4. Die Landes-Grundverkehrskommission beim Amt der Tiroler Landesregierung als belangte Behörde (s. §§28 und 40 des Tiroler Grundverkehrsgesetzes, LGBl. für Tirol 82/1993) hat die Verwaltungsakten vorgelegt und eine Gegenschrift erstattet, in welcher sie den bekämpften Bescheid verteidigt und die Abweisung der Beschwerde begehrt.

II. Der Verfassungsgerichtshof hat über die - zulässige - Beschwerde erwogen:

1.1.1. Die beschwerdeführende Gesellschaft trägt Bedenken gegen § 1 Abs 1 Z 2 GVG 1983 vor, weil diese Bestimmung "dem Entscheidungsträger offensichtlich einen Entscheidungsspielraum einräumt, der gegen das Legalitätsprinzip verstößt".

Ungeachtet der Frage, ob diese Bestimmung bei Erlassung des angefochtenen Bescheides zur Anwendung gelangte, teilt der Verfassungsgerichtshof diese Bedenken nicht (vgl. VfSlg. 10993/1986, 13032/1992).
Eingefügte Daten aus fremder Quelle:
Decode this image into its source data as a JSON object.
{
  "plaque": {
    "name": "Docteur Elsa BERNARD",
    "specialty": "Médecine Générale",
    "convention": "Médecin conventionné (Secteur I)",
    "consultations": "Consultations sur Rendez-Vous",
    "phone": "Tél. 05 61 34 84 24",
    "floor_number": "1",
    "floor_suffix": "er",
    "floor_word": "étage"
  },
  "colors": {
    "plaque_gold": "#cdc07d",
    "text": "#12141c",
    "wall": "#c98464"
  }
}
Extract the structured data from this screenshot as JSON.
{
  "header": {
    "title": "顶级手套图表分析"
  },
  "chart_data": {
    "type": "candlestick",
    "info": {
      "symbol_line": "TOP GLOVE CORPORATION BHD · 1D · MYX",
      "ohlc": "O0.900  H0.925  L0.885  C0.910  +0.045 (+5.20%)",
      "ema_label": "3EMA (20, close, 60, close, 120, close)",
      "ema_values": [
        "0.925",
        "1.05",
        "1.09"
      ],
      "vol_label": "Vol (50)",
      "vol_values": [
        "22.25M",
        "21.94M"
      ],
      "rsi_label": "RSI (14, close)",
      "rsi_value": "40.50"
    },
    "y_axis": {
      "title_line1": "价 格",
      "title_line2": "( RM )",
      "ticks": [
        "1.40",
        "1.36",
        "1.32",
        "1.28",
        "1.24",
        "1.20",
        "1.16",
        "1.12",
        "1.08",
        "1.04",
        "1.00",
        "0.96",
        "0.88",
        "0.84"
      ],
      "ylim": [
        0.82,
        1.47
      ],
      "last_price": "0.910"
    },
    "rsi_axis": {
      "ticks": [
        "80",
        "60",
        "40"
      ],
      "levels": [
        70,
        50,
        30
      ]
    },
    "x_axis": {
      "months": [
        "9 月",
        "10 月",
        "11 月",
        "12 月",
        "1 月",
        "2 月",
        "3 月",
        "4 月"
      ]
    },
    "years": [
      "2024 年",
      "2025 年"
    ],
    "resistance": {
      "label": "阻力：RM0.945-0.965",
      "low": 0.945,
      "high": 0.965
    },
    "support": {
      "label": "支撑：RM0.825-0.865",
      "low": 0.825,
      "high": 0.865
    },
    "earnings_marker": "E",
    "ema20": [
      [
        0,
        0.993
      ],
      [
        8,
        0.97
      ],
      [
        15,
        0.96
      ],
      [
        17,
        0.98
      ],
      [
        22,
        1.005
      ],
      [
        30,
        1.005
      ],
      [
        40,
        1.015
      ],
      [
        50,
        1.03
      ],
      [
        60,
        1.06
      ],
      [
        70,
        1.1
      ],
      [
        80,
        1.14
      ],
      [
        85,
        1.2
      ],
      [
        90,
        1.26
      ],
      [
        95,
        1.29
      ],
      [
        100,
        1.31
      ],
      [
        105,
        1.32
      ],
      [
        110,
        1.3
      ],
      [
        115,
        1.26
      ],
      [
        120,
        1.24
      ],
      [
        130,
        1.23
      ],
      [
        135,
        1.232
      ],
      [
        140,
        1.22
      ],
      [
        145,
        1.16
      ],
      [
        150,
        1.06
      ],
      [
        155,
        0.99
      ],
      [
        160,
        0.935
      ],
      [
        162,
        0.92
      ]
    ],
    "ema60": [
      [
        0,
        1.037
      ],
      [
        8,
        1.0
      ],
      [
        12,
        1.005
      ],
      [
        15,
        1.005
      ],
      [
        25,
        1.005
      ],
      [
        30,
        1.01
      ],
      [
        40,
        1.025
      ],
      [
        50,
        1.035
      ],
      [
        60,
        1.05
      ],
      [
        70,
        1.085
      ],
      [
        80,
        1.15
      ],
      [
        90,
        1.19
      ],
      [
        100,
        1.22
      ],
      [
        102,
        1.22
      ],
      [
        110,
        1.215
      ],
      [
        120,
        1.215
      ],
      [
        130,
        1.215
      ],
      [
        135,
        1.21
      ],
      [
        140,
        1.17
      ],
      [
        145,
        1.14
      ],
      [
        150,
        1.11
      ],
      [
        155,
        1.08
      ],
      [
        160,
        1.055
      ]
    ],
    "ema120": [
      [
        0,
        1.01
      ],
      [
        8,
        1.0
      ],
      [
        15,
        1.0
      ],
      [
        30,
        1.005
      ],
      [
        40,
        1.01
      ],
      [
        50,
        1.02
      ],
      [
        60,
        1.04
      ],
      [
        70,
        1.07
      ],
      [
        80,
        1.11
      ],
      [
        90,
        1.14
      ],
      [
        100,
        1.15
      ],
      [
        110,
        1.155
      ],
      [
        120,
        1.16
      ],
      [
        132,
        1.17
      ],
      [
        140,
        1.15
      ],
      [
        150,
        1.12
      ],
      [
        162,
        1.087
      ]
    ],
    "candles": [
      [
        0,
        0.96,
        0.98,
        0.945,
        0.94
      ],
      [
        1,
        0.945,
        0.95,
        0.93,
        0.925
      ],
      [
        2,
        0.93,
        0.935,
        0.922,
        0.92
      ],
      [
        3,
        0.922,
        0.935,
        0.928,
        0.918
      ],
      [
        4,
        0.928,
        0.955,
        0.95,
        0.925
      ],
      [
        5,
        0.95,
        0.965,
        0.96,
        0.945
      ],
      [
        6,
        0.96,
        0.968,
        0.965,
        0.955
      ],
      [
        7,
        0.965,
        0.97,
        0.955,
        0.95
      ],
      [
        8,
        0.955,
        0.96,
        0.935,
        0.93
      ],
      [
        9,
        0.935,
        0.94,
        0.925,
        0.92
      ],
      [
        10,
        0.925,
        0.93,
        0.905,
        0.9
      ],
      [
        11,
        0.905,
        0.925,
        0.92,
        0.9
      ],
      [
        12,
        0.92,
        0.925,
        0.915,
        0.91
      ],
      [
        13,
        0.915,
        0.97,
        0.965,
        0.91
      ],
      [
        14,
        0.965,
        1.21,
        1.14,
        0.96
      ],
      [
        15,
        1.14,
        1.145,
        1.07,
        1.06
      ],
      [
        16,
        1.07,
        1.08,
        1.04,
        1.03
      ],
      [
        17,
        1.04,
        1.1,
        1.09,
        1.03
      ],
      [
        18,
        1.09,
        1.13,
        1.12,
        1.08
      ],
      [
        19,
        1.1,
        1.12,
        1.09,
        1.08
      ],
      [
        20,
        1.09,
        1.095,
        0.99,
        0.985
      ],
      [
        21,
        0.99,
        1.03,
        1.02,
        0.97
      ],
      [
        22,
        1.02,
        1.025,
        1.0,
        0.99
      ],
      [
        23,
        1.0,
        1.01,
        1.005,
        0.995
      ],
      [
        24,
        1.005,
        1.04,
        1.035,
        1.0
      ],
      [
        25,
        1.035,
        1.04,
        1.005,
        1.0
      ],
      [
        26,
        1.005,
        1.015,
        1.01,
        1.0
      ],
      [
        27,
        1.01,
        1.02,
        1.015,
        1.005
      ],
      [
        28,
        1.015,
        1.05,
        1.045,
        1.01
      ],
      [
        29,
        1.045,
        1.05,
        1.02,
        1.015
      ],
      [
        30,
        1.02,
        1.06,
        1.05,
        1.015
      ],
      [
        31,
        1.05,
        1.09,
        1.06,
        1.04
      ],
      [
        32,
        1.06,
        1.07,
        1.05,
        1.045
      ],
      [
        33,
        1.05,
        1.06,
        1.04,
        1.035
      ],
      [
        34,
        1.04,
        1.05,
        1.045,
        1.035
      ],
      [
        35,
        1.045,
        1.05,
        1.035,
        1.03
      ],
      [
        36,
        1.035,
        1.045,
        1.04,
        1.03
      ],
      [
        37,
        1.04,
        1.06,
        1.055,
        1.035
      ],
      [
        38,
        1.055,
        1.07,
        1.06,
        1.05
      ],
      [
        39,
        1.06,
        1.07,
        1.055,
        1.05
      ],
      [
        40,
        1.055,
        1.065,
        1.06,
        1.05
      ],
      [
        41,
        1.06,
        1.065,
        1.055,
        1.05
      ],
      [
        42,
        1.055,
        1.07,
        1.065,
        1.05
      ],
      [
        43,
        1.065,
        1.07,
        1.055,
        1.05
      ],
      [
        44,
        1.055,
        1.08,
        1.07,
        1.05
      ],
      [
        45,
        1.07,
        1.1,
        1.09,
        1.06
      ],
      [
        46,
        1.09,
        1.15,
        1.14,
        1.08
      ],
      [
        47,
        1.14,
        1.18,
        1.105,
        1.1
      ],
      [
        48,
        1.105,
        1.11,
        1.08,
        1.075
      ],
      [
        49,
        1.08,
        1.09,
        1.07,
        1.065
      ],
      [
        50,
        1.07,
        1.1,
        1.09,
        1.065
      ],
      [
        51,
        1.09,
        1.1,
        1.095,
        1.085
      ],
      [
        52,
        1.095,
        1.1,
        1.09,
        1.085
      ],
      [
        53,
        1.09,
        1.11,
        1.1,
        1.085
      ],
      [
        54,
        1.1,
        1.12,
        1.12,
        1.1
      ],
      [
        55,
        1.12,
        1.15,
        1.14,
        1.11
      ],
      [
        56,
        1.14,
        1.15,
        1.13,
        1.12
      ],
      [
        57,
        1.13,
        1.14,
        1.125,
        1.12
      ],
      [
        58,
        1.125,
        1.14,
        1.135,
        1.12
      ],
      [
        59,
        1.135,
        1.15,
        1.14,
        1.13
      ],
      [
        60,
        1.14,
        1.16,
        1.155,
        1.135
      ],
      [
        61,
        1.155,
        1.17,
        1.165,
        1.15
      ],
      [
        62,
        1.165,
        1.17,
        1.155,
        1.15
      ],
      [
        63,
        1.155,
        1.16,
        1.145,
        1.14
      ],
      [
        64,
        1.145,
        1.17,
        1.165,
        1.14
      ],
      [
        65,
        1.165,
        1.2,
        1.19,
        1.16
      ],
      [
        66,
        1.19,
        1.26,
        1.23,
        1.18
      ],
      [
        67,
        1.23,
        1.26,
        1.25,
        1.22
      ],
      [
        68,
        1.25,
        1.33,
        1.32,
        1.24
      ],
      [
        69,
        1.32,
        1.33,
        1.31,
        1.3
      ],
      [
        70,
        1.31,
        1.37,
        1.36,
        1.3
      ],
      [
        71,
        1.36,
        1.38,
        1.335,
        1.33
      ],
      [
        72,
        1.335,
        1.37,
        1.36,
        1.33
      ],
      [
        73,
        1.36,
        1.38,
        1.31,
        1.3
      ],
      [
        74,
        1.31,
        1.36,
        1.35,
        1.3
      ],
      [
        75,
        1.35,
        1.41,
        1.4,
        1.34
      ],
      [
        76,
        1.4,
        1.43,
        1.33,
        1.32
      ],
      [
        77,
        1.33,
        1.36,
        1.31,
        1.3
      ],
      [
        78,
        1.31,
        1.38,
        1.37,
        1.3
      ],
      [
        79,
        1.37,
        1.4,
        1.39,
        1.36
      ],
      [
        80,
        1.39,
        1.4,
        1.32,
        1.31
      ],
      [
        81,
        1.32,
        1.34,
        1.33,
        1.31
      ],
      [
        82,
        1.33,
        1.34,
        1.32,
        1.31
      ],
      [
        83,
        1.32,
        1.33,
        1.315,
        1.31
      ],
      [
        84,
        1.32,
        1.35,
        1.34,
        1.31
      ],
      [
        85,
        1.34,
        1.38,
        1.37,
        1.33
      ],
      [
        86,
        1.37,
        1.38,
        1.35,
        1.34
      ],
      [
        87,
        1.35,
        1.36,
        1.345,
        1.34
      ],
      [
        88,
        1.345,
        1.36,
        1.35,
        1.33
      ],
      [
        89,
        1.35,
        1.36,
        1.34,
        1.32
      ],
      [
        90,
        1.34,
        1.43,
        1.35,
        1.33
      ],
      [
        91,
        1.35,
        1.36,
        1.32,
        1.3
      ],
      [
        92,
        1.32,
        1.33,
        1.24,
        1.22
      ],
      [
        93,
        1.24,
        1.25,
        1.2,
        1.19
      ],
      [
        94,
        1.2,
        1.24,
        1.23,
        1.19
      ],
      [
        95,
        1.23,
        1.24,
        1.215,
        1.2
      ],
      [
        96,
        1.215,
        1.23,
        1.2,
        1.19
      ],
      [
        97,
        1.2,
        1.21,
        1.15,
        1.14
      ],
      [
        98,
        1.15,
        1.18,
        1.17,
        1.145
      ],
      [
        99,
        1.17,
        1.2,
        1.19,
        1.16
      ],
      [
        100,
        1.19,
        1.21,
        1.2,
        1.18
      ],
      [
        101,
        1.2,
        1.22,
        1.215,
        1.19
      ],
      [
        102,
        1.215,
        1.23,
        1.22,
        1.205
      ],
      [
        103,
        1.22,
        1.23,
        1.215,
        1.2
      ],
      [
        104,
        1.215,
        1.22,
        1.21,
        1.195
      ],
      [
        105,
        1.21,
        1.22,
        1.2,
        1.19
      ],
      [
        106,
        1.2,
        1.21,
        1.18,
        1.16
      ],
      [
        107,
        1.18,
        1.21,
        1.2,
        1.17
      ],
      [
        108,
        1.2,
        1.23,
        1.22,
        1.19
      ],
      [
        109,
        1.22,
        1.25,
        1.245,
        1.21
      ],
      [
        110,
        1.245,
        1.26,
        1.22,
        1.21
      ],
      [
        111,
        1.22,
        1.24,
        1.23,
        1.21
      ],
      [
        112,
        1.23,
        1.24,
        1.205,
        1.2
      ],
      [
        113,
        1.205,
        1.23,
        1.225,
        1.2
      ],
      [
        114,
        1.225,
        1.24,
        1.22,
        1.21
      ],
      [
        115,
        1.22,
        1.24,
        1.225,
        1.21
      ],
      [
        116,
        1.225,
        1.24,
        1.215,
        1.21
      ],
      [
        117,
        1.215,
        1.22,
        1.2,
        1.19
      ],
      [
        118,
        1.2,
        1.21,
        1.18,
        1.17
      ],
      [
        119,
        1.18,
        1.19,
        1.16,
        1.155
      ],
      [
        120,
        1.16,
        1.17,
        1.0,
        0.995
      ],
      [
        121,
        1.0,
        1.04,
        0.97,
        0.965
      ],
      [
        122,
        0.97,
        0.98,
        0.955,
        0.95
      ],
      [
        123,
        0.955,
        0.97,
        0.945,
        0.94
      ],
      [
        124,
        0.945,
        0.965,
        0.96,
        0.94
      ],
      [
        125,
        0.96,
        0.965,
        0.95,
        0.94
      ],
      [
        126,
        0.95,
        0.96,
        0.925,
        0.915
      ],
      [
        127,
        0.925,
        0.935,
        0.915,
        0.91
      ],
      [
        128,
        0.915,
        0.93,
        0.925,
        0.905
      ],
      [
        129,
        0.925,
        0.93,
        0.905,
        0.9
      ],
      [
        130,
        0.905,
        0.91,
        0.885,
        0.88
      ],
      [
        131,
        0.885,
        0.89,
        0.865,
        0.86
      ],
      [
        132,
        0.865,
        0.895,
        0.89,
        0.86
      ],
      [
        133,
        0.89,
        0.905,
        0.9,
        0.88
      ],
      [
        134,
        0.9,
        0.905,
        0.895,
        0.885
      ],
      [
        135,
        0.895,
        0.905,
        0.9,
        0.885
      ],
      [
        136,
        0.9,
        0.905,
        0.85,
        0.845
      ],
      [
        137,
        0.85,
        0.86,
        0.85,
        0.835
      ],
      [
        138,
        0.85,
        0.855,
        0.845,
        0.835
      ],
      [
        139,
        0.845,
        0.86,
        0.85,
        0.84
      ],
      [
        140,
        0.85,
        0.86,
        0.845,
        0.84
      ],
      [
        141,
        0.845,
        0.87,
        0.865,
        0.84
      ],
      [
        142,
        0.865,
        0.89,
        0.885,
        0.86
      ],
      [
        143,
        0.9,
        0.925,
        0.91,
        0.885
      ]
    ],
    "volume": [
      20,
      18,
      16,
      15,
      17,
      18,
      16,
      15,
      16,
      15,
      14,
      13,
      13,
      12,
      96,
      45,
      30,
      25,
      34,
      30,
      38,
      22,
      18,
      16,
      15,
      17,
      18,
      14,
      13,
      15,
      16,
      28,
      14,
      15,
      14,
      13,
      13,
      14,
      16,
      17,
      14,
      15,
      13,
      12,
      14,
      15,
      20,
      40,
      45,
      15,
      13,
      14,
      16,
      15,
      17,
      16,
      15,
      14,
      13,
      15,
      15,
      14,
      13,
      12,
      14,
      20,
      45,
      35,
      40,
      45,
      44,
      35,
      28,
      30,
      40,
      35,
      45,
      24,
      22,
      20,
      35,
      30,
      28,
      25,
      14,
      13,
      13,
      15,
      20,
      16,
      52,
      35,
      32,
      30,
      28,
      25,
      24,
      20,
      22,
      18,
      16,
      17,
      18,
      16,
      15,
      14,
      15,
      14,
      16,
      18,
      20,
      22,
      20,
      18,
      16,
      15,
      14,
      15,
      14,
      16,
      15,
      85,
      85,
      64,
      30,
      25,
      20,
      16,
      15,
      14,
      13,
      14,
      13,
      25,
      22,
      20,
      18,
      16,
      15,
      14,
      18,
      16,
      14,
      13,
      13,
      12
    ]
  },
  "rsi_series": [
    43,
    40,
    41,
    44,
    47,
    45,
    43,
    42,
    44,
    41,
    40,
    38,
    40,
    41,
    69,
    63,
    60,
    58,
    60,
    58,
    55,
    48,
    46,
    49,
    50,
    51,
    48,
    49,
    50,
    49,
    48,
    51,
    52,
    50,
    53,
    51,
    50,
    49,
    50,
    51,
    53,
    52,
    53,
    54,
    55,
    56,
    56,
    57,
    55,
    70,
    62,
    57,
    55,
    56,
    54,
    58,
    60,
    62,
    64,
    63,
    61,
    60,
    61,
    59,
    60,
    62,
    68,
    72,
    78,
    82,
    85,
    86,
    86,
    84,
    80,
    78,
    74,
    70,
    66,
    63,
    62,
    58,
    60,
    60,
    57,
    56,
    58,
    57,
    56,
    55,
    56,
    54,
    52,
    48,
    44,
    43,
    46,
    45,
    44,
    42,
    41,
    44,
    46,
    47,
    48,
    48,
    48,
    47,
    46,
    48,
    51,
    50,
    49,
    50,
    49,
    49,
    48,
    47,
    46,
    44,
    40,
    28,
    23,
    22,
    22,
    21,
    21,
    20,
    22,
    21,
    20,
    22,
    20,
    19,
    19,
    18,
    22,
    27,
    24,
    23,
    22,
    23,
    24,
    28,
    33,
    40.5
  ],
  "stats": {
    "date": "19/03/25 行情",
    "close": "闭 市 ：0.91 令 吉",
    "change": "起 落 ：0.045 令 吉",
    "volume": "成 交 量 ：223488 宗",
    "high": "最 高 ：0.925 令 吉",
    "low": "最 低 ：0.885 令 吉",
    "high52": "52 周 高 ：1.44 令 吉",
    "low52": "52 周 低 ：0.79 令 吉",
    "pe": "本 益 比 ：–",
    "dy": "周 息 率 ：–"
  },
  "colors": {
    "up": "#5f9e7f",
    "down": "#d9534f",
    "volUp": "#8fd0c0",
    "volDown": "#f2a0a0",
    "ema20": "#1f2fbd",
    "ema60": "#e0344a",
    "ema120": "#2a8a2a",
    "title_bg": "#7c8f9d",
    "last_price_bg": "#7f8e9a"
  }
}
1.1.2. Gegen die dem angefochtenen Bescheid zugrundeliegenden materiell-rechtlichen Rechtsvorschriften trägt die Beschwerde keine Bedenken vor; solche sind beim Verfassungsgerichtshof auch aus Anlaß dieses Beschwerdeverfahrens nicht entstanden (vgl. insbesondere zur verfassungsrechtlichen Unbedenklichkeit des § 3 Abs 1 lita GVG 1983 zB VfSlg. 13164/1992, , , B517/93, uva.).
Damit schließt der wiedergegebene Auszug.